Imber Range Perimeter Path
This 50km route is a collaboration between Cycling UK, the Ministry of Defence, Wiltshire Council and the British Horse Society turning the previous walking route into an off-road multi-user trail around the western end of Salisbury Plain. It includes the mock German village of Copehill Down, Iron Age hill forts
at Battlesbury and Scratchbury Hills and views from above the Westbury White Horse. It shares some of the King Alfred’s Way route between Tilshead and Gore Cross Farm, but riding conditions are more mixed and potentially challenging so a mountain bike is advised in winter.
Tilshead to Chirton
Unless you want to pop into the pub or grab a vending machine coffee or other supplies from the petrol station, you actually skirt round the edge of Tilshead.
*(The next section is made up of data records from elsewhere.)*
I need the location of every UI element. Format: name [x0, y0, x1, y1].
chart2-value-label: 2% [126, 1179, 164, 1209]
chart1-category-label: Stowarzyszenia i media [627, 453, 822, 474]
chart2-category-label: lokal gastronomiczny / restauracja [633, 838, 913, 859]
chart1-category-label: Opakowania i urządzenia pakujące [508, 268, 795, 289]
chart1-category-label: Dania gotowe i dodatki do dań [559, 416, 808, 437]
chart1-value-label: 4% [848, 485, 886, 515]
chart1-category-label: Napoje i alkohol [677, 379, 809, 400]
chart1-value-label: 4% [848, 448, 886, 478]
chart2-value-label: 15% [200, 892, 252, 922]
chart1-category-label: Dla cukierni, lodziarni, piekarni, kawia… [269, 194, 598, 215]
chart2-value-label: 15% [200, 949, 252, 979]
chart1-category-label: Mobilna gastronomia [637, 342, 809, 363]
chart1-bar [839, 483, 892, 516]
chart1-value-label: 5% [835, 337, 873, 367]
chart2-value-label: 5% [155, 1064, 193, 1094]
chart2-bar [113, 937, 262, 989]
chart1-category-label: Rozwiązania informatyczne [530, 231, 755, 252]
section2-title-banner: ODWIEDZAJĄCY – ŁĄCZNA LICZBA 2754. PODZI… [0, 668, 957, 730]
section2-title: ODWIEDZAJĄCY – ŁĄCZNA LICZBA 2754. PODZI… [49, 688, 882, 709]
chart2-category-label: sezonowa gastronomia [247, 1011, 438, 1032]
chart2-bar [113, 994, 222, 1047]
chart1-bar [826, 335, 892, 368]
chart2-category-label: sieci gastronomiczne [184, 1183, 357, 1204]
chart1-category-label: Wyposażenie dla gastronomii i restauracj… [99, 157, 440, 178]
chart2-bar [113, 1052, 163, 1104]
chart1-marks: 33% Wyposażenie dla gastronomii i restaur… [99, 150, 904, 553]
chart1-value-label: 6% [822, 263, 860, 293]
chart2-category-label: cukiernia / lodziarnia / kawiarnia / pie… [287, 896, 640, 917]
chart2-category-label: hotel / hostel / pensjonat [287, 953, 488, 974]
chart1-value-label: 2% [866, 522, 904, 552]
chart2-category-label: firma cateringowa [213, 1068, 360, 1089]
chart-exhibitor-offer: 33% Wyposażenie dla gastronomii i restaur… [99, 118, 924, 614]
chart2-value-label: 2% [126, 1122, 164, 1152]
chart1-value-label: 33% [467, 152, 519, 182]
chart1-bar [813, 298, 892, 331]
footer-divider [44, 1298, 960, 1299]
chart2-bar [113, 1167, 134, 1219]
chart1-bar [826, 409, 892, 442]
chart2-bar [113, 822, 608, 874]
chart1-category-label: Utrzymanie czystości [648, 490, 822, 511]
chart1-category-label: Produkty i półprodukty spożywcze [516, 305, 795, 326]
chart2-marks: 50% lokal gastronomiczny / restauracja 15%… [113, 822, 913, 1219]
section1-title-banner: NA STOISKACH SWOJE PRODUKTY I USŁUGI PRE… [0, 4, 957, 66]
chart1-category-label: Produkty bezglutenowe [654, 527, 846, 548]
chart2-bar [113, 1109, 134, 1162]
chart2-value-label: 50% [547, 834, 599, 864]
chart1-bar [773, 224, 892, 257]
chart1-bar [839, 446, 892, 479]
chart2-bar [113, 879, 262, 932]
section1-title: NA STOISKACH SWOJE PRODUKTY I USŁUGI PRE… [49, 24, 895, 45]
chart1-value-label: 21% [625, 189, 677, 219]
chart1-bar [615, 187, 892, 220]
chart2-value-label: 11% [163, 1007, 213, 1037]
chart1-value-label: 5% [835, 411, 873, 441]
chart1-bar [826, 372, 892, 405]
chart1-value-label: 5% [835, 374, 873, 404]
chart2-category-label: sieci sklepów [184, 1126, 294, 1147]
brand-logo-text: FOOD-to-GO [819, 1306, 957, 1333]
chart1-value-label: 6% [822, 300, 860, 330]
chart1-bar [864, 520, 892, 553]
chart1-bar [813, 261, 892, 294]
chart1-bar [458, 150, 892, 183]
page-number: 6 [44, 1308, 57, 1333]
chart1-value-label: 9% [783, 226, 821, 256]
More barrows and earthworks dot the landscape as you head north up a wide-open valley along the Imber Range Perimeter Path just east of the tree-lined A360. Again, this section can get really gloopy after prolonged bad weather, but while you could shift across onto the road to get more speed, be aware that it is the north-south link across the Plain and likely to be busy. Whichever way you get there, you’ll be glad you’re onto a faster footing as you turn onto old military roads at Gore Cross Farm and climb up White Horse Trail onto the spine of the Wessex Ridgeway. From here, the track is gravelly tank road but you’ve got fantastic views over the Vale of Pewsey to the north with West Lavington and Market Lavington villages at your feet and Devizes in the distance. Look right and the Plain scrolls away over the Black Heath artillery ranges and impact bunker sites towards Stonehenge where you started this section. Keep your eyes peeled for the singletrack off the ridge and then hang on as it fires you down a deeply rutted chute towards Chirton. Take particular care in summer as it’s likely to be heavily overgrown and the wildflower banks mean the trail is often frequented by sunbathing
butterflies. If you pause and look straight ahead before you drop down though, you can see Alton Barnes White Horse on the hillside to the north. We’ve stopped this section here as it’s an obvious geographical break, but also because West Lavington, Market Lavington and Urchfont have good shops and facilities for refuelling or an overnight stop before the climb up and over to Avebury.